We’ve heard anecdotal claims of shortages over and over again by proponents of AA licensure but not actual evidence on anesthesia provider availability or resource allocation or even about who’s actually delivering anesthesia versus supervising. In Tennessee, there are currently 3,094 licensed CRNAs practicing across the state in every setting where anesthesia services are delivered and seven schools of nurse anesthesia in the state, graduating more than 180 new CRNAs annually and more nurse anesthesia programs coming online. So is there a staffing shortage, or a failure to implement staffing models that maximize resource allocation and allow both physician anesthesiologists and CRNAs to practice to their full scope of training and education?

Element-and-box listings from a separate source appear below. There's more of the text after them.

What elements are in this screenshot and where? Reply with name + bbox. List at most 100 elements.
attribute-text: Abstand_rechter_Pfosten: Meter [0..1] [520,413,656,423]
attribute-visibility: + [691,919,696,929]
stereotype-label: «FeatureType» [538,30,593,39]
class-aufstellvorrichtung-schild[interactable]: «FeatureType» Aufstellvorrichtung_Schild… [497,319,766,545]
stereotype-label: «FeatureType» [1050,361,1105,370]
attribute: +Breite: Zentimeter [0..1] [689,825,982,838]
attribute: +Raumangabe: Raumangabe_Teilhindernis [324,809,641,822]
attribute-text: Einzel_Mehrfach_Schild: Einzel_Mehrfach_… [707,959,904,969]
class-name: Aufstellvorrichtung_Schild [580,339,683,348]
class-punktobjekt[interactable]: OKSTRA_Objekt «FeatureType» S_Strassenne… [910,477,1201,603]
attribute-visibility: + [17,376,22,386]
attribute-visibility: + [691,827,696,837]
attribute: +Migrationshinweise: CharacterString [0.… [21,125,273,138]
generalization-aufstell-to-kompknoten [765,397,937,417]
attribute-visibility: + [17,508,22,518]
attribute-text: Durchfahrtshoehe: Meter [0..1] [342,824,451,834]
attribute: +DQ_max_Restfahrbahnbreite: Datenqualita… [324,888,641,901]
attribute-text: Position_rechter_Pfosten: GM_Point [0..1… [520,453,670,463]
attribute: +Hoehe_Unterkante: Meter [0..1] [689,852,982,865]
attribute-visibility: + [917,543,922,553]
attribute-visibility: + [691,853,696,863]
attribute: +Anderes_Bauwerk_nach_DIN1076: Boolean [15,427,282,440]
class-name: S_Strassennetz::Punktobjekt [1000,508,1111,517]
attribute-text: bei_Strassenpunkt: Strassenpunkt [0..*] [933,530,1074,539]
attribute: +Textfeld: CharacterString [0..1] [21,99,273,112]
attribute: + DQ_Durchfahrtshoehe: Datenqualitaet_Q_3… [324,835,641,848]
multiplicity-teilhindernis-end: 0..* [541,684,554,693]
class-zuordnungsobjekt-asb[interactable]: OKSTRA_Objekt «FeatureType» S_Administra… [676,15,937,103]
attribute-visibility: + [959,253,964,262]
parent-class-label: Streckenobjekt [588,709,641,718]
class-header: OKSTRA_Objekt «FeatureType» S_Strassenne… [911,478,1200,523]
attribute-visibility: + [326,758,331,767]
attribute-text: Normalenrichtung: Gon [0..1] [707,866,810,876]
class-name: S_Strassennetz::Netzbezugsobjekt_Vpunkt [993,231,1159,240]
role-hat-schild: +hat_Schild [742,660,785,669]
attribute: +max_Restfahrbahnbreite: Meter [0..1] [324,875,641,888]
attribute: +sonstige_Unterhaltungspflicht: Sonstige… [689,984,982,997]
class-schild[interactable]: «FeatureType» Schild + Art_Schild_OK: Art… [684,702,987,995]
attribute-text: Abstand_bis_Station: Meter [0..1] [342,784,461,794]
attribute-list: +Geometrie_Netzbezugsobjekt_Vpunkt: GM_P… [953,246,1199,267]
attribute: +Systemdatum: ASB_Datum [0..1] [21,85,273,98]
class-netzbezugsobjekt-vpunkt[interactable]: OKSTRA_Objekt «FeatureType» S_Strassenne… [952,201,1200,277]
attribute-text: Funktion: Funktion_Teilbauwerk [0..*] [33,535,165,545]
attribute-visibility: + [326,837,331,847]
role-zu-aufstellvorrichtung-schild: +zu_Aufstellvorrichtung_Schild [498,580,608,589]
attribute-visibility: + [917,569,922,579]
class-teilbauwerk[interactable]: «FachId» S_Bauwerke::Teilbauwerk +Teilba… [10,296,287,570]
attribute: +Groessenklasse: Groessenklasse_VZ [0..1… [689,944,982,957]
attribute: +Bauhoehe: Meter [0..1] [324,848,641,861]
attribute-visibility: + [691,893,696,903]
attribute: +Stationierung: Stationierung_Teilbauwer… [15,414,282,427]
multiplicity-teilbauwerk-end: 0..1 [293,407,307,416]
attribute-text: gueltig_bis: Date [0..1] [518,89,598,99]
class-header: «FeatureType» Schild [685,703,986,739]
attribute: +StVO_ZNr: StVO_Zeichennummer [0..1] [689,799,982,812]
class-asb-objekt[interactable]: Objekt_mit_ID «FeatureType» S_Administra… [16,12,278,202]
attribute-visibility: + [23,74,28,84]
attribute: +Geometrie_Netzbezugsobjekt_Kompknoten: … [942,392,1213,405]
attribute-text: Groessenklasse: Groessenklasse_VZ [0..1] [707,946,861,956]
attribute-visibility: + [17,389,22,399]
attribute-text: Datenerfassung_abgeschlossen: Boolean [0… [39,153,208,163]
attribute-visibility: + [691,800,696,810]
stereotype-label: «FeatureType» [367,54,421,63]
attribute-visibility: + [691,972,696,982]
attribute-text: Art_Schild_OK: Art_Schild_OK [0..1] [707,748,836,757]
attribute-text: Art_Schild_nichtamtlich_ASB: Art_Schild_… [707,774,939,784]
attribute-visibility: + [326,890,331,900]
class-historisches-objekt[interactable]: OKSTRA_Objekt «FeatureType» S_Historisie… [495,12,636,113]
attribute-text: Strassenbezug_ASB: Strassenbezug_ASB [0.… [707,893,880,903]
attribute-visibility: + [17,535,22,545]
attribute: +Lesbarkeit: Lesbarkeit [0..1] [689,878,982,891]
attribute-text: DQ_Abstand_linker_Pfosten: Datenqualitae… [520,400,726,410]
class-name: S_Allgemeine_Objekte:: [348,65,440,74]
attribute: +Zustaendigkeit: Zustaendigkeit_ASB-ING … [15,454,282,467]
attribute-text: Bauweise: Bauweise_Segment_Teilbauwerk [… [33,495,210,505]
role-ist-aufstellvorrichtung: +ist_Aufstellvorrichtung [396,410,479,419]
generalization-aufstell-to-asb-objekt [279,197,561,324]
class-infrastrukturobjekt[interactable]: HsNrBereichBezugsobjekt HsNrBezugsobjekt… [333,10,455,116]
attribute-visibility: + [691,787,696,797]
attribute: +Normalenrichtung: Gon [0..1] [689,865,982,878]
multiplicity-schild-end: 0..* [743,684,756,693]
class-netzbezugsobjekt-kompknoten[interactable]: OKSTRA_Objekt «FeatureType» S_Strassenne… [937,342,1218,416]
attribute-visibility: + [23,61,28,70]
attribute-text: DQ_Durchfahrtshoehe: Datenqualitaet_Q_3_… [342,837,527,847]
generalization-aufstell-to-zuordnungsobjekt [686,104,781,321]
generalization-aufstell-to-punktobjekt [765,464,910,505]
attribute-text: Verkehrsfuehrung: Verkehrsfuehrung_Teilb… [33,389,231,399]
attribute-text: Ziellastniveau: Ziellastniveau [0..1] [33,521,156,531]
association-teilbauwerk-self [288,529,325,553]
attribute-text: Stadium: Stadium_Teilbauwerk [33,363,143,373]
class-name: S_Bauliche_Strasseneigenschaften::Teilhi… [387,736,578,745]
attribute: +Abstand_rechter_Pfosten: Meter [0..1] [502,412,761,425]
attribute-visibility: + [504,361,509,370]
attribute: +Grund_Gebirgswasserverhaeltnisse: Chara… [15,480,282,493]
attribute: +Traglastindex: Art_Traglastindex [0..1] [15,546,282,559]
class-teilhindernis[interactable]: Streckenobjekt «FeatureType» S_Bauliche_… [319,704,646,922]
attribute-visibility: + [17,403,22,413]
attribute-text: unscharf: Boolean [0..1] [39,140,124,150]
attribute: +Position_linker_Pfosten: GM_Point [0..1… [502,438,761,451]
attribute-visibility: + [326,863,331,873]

Finally, there’s the numbers game. Even if the addition of AAs was a value-added proposition, there are only 3,400 AAs practicing in 20 states and fewer than 300 new AAs graduating each year across the entire country. There simply aren’t enough to go around! Comparatively, Tennessee’s seven nurse anesthesia educational programs produce more than 180 new nurse anesthetists into the anesthesia workforce annually, many who continue to work in the state after graduation.

The more effective and efficient solution is for facilities and anesthesia groups to implement anesthesia staffing models that enable both physician anesthesiologists and CRNAs to practice to their full scope of training and education, not relegated to only supervising other hands-on anesthesia providers. By fully utilizing the capabilities of our existing CRNA and physician anesthesiologist workforce, any discussion on adding an expensive, less-qualified anesthesia provider would cease.

The bottom line is that healthcare policy decisions should be based on evidence, not anecdotes. If the pro-AA camp has such evidence, they should reveal it. If not, they should stop crying wolf.